Dengan rasa amat kesal gue langsung mengajak mereka perang dan gue mengambil sarung dari tas gue. Kita bermain soloist dengan skill bertarung masing-masing. Mungkin perang ini gak boleh dilakukan karena memukul kepala itu dapat mengakibatkan ketombe pindah ketangan sipemukul.

Beberapa menit gue langsung dapet 5 kepala yang sudah gue kasih cap tangan.

Gue ngelihatin teman gue Eric yang lagi ngicer kepala temen gue Firman. Pas si-Eric masukin kepala si-Firman, disaat yang bersamaan, Adam (temen gue yang lain) langsung masukin kepala Eric ke sarungnya dan mereka pun pukul-pukulan kepala. Gila, pemandangan itu seperti keluarga kera yang nyariin kutu buat saudaranya.

Kelas gue semakin memanas. Gue melihat ada teman yang sampai kejang-kejang keluar busanya (sorry itu bohong). Gue berpikir, kalau nilai pelajaran gue jelek dan gue dianggap bodoh oleh nyokap, maka merekalah yang gue salain. Dan gue berharap kalau perang ini segera berakhir. Gk kebayang kan kalau kegiatan ini dilakukan selama berjam-jam, besoknya di Koran tertulis ’17 orang siswa tewas karena perang pukul kepala seharian.’
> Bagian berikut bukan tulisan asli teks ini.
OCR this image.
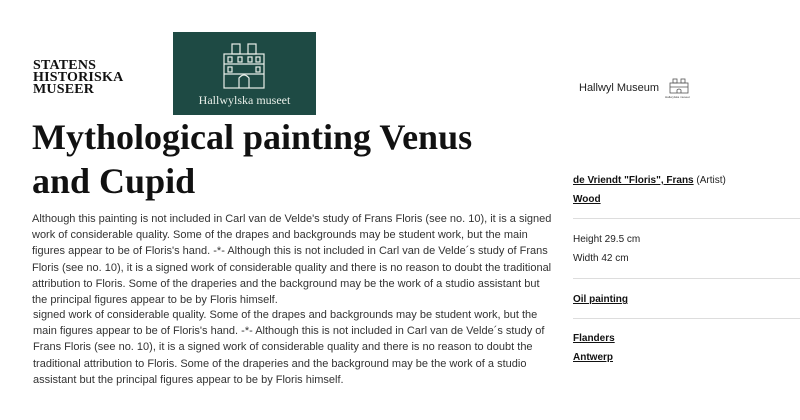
STATENS
HISTORISKA
MUSEER
Hallwylska museet
Hallwyl Museum
Hallwylska museet
Mythological painting Venus and Cupid

Although this painting is not included in Carl van de Velde's study of Frans Floris (see no. 10), it is a signed work of considerable quality. Some of the drapes and backgrounds may be student work, but the main figures appear to be of Floris's hand. -*- Although this is not included in Carl van de Velde´s study of Frans Floris (see no. 10), it is a signed work of considerable quality and there is no reason to doubt the traditional attribution to Floris. Some of the draperies and the background may be the work of a studio assistant but the principal figures appear to be by Floris himself.

signed work of considerable quality. Some of the drapes and backgrounds may be student work, but the main figures appear to be of Floris's hand. -*- Although this is not included in Carl van de Velde´s study of Frans Floris (see no. 10), it is a signed work of considerable quality and there is no reason to doubt the traditional attribution to Floris. Some of the draperies and the background may be the work of a studio assistant but the principal figures appear to be by Floris himself.

de Vriendt "Floris", Frans (Artist)
Wood
Height 29.5 cm
Width 42 cm
Oil painting
Flanders
Antwerp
Untung do’a gue terkabulkan dengan datangnya guru gue yang masih normal dan gak ikut-ikutan dalam perang ini. Teman-teman gue yang capek sekaligus cengegesan banyak-banyakan kepala yang mereka pukul, akhirnya berhenti dari perang. Dan hari itu pun gue sebut dengan Hari Menjelang Gila.